With China being the single largest esports market, it is therefore not surprising to see that corporate China is a key source of sponsors for the game.

Esports as a genre of games first became popular in China during the early 2000s when World Cyber Game, the trend-setter originated from Korea, hosted its first Chinese tournament in 2001 and when games such as StarCraft and Counter-Strike broke out here in the country. Back then, the pc-based gamers were initially the elitist university students who had the first taste of the games. Later, especially after the accession to WTO, it was the vast number of inland-based migrant workers, populating the internet café and bars for the network connection and proximity to each other in order to learn the trade and form teams, who became the mainstream gamers.

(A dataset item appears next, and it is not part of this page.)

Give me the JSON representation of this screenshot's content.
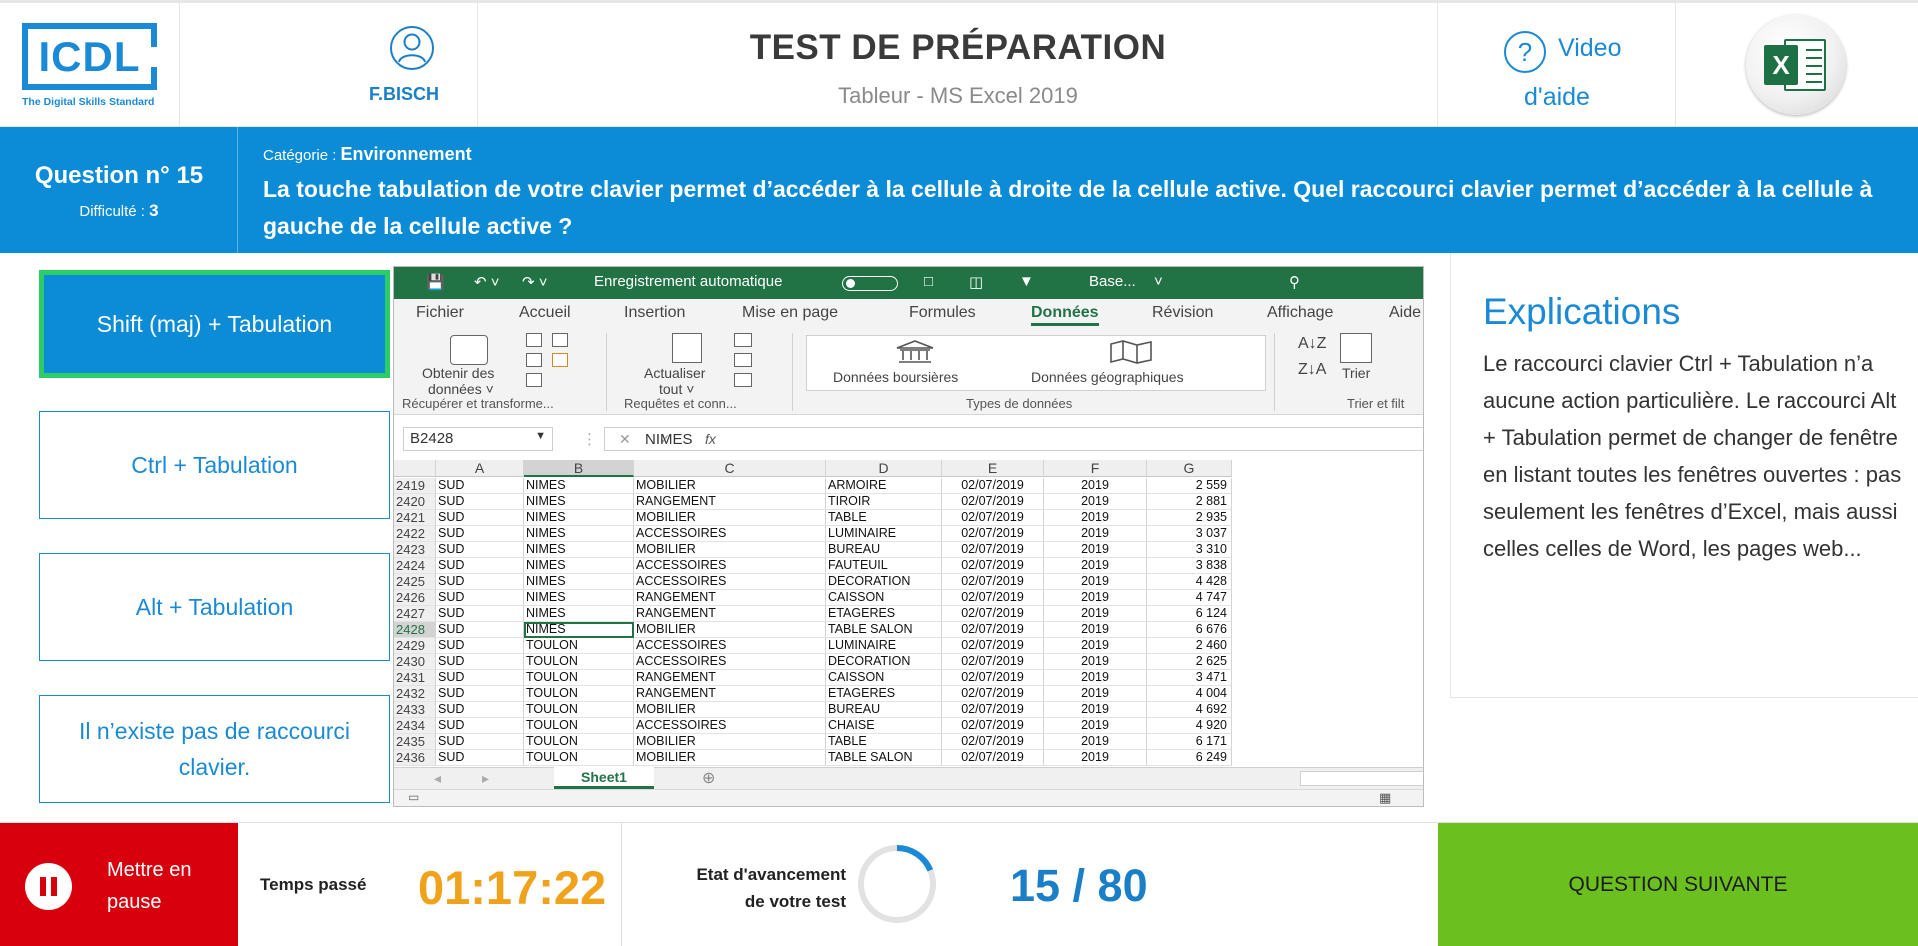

Like many phenomena in China, esports’ industry life cycles have followed this famous pattern: openings, chaos, retrenchment, demise, and re-openings. Video games and therefore esports have their fair share of these pendulums. Interestingly, two programmes by CCTV, Chinese state media, succinctly reflect these policies swings. Its 2003’s series of “Esports’ World” coincided with a period of openings that broke the wave. The zeal was short-lived, however, and the series was taken off the shelf in 2004 after the broadcasting regulator decided to ban all TV shows featuring electronic games. The ban ensured a period of up-and-down with the “demise” registered in 2018 when the stall in video-game licenses provided the last straw. A long ado re-opening was formally announced when CCTV’s six-episodes of “Esports in China”, a programme filmed in 2017, were finally broadcast in March and April 2020.

Along the way, the industry and its ecosystem receive a boost from corporate sponsors the lineup of which could easily be a misnomer of a Who’s Who of China’s new economy. In content (game publishing) Tencent and NetEase, together with their foreign and domestic subsidiaries such as Riot and Epic, have been the dominant players in producing top-rated games. With revenue from individual games saturating quickly, these publishers find that esports league and tournaments, despite the hefty promotional costs, are worthy investments, because they help to deepen the engagements with fans. Furthermore, with respect to media rights and broadcast, listed companies or unicorns such as Huya, Douyu, Kuaishou (run by Kwai), and lately Bilibili, are flexing their financial muscle and outbidding one another to gain the right to beam the live stream of games to their fans.

All in all, Chinese esports ecosystem is, for now, registering a spectacular run of fortune. If anything, it is one of the few team-sports from which China does produce some global champions.